I've recently been looking with PIX for Windows at an application using Direct3D 9 for rendering. What I've noticed is that the first operations of a given frame on render targets or textures that wrap them seem to take a very long time. The system is running Windows 7 and is not out of graphics memory. No thrashing should thus be happening. What I find interesting is that operations on 16-bit floating point surfaces take about double the time as on 8-bit integer surfaces.
Anyone have any explanation for this phenomena?
-Timo
In D3D9, the driver architecture is such that resources have to be validated when they are used. This increases the overhead of many API calls, and is part of the reason you should optimize to do more with fewer API calls.

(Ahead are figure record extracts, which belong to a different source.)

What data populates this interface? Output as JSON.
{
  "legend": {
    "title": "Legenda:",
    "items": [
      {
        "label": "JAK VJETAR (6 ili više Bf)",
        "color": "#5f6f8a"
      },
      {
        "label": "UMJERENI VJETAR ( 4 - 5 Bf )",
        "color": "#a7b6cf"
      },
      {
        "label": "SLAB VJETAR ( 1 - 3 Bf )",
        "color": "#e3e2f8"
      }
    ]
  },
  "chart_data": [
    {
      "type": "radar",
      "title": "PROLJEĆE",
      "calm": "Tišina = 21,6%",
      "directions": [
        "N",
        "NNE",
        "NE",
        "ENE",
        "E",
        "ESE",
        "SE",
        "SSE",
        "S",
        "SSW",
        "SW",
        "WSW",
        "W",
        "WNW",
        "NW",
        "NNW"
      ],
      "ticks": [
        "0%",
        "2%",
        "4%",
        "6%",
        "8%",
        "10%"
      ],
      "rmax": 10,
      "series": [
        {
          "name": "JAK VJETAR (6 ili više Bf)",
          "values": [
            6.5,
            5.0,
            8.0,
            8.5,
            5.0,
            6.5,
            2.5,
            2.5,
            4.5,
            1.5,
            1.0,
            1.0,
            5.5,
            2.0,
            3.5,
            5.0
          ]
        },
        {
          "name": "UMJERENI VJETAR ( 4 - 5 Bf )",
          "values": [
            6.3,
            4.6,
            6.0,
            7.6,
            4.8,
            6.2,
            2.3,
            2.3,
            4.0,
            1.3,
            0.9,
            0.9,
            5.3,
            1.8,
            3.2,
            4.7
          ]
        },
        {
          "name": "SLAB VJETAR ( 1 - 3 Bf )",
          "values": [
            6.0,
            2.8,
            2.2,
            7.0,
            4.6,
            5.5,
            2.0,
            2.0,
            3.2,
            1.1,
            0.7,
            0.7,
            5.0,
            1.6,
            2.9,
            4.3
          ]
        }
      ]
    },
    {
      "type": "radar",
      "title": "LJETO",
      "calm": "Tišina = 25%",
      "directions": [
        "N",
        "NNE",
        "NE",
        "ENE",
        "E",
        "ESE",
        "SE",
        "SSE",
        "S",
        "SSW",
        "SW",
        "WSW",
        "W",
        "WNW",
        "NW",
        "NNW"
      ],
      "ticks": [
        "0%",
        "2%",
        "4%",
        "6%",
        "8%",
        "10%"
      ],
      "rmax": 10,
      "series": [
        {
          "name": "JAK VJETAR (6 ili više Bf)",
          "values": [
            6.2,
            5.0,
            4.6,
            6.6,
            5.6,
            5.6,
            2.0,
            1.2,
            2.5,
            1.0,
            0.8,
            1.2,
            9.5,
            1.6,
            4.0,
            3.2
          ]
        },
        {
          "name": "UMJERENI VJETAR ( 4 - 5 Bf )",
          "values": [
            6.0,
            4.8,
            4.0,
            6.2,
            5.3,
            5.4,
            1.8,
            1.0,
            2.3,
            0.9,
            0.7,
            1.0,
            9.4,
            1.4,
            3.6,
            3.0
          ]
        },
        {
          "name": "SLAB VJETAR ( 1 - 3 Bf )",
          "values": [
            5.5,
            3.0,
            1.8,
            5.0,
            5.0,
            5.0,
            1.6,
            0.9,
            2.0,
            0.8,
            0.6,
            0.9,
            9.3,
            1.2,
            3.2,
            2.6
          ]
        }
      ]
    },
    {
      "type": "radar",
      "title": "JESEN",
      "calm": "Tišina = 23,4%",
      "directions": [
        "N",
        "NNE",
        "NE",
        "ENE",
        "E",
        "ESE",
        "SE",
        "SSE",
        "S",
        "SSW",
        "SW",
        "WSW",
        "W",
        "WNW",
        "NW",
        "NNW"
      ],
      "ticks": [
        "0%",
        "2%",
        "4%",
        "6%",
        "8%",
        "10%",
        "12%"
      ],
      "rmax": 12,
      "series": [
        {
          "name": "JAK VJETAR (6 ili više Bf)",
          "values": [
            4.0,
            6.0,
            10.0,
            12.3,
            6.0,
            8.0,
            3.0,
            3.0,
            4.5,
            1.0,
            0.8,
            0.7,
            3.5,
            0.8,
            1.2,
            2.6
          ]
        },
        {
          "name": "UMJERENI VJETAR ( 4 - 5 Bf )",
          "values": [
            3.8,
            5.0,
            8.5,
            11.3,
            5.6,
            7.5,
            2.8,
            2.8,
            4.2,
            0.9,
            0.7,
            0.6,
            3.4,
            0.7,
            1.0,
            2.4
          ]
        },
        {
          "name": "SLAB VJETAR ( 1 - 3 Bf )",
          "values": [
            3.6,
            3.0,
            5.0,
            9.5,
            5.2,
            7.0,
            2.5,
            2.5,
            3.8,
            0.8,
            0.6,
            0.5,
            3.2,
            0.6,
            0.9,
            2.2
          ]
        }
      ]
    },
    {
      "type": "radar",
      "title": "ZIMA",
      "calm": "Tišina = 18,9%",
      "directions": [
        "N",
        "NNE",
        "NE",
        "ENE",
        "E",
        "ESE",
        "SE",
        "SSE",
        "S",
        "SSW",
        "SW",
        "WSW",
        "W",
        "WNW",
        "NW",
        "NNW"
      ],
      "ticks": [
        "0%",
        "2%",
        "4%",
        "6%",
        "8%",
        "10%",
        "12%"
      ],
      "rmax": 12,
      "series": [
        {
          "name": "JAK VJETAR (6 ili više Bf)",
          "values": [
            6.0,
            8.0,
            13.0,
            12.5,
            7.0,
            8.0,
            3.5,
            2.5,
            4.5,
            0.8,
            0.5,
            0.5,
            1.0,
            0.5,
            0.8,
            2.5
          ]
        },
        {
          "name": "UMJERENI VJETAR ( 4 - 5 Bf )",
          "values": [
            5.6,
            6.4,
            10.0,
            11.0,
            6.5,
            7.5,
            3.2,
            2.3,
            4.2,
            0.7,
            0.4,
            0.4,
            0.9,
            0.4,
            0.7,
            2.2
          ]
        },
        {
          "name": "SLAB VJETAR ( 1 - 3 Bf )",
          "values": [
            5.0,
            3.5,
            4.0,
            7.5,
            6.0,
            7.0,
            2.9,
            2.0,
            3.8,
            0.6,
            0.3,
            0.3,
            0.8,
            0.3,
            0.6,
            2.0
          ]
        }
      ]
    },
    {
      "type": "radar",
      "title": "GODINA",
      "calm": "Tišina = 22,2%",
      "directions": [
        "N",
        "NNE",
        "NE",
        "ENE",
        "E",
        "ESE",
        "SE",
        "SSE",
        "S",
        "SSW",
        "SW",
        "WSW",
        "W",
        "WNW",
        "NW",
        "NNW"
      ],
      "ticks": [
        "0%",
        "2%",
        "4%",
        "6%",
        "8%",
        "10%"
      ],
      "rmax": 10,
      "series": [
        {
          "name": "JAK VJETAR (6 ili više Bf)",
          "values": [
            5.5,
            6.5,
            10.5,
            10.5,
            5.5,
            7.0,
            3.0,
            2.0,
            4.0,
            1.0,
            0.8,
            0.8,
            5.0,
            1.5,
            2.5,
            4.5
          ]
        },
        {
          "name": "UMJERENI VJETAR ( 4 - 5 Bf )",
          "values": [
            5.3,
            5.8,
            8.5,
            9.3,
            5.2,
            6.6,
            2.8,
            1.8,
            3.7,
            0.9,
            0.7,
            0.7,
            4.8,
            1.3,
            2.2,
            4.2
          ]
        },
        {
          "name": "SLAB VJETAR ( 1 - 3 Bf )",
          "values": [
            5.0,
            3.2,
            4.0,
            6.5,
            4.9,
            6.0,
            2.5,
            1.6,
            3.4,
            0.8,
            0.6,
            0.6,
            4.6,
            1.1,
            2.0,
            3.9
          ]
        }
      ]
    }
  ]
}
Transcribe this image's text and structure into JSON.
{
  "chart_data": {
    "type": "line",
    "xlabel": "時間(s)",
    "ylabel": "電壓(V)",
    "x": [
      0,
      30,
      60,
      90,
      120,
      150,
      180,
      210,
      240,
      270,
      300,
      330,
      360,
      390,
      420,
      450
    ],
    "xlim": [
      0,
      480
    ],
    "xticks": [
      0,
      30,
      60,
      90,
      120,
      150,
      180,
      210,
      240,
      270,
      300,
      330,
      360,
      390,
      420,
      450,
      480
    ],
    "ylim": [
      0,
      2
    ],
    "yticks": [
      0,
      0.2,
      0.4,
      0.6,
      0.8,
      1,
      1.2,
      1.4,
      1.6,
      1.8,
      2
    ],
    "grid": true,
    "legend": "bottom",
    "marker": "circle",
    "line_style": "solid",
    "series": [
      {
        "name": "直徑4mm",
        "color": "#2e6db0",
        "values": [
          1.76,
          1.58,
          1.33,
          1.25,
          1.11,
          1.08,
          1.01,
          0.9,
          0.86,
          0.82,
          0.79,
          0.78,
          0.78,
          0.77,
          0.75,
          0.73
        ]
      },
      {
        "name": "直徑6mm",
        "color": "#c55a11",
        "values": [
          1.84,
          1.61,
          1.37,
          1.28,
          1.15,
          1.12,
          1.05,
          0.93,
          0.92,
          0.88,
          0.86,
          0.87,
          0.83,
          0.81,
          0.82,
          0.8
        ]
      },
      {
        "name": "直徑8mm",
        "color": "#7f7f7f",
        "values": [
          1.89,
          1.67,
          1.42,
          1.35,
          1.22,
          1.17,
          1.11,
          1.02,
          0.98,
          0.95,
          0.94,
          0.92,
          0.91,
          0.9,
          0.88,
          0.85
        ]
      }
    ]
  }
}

In addition, on older Windows platforms (e.g Windows XP) the D3D driver was completely in kernel-mode, so API calls would invoke a user-mode to kernel-mode context switch (this is not the case in Windows Vista, 7 or 8, which have a user-mode front-end like OpenGL).
In D3D10, resources are validated only when they are created. Likely because D3D10 is layered on top of WDDM, which made the switch from a full kernel-mode to partially user-mode D3D runtime. In WDDM if the D3D runtime crashes it will not cause a kernel panic (BSOD), so validation is not as important. You do not have to be nearly as paranoid about these things when you're running in user-mode.
Now, as for the performance between 8-bit integer and 16-bit fp, this is actually to be expected. Not so much because one is integer and the other is FP (GPUs are great with FP), but because one is twice the size of the other. GPUs have a lot of memory bandwidth, but you can still improve performance simply by using the smallest data type possible.